Historically very important inscriptions have been found that show relations between Egypt and its neighbours in Nubia, now modern Sudan, over a period of nearly a millennium.
Such discoveries highlight the importance of the Qubbet Al-Hawa necropolis not only for Egypt but also for the world as a whole. The site has revealed information about health and disease in ancient times and on intercultural relations in the distant past.
According to Jiménez, tomb number 33 was filled with 200 skeletons and mummies of top officials and members of the elite of Elephantine Island. It was built during the 12th Dynasty but was later reused during the New Kingdom, the Third Intermediate Period and the Late Period.
The tomb, Jiménez said, has an intact burial chamber in which three decorated wooden sarcophagi were found. Analysis has shown that the population suffered from poor health, including members of the area's elite and even the governors themselves.
“They lived in precarious conditions on the edge of survival,” said Miguel Botella, an anthropologist from Granada University. Average life expectancy was 30, and people suffered from malnutrition and acute gastrointestinal disorders due to drinking contaminated water from the Nile.
“Analysis of the bones of children has revealed that they died from acute infectious diseases,” Botella said.
He said that the first mention of the Pygmies had been found in a scene engraved on the walls of Governor Herjuf's tomb dating from 2200 BCE. “It shows three trips to central Africa, one of which mentions a Pygmy, the earliest mention of this ethnic group,” he said.
Last week, the team discovered the oldest evidence of breast cancer yet found during the examination of the skeleton of an aristocratic lady excavated at the site. Studies of the remains revealed extraordinary deterioration of her skeleton, including damage caused by the spread of breast cancer when it metastasizes in the bones.
“The virulence of the disease stopped her from carrying out any kind of labour, but she was treated and taken care of during a long period until her death,” Botella said.

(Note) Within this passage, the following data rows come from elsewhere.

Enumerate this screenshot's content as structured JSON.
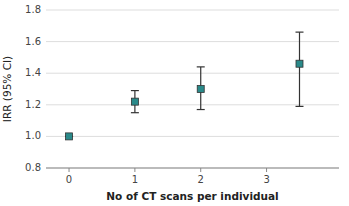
{
  "chart_data": {
    "type": "scatter",
    "xlabel": "No of CT scans per individual",
    "ylabel": "IRR (95% CI)",
    "x": [
      0,
      1,
      2,
      3.5
    ],
    "values": [
      1.0,
      1.22,
      1.3,
      1.46
    ],
    "error_low": [
      0.0,
      0.07,
      0.13,
      0.27
    ],
    "error_high": [
      0.0,
      0.07,
      0.14,
      0.2
    ],
    "color": "#2a8a8a",
    "marker": "square",
    "xlim": [
      -0.35,
      4.1
    ],
    "ylim": [
      0.8,
      1.8
    ],
    "xticks": [
      0,
      1,
      2,
      3
    ],
    "yticks": [
      0.8,
      {
        "value": 1.0,
        "label": "1.0"
      },
      1.2,
      1.4,
      1.6,
      1.8
    ],
    "grid": true
  }
}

The discovery comes a year after the discovery of metastatic cancer in the skeleton of a young man who lived in ancient Egypt over 3,000 years ago. The skeleton was unearthed at the Amara Wet site in northern Sudan.
“This is a very important discovery,” Minister of Antiquities Mamdouh Eldamaty told the Weekly, adding that it contradicted views that cancer is a modern disease resulting from modern lifestyles.
New evidence had shown that cancer is a very old disease, he said, even if it had not been detected as often in past centuries as many people died in middle age from infectious diseases or even earlier in childhood.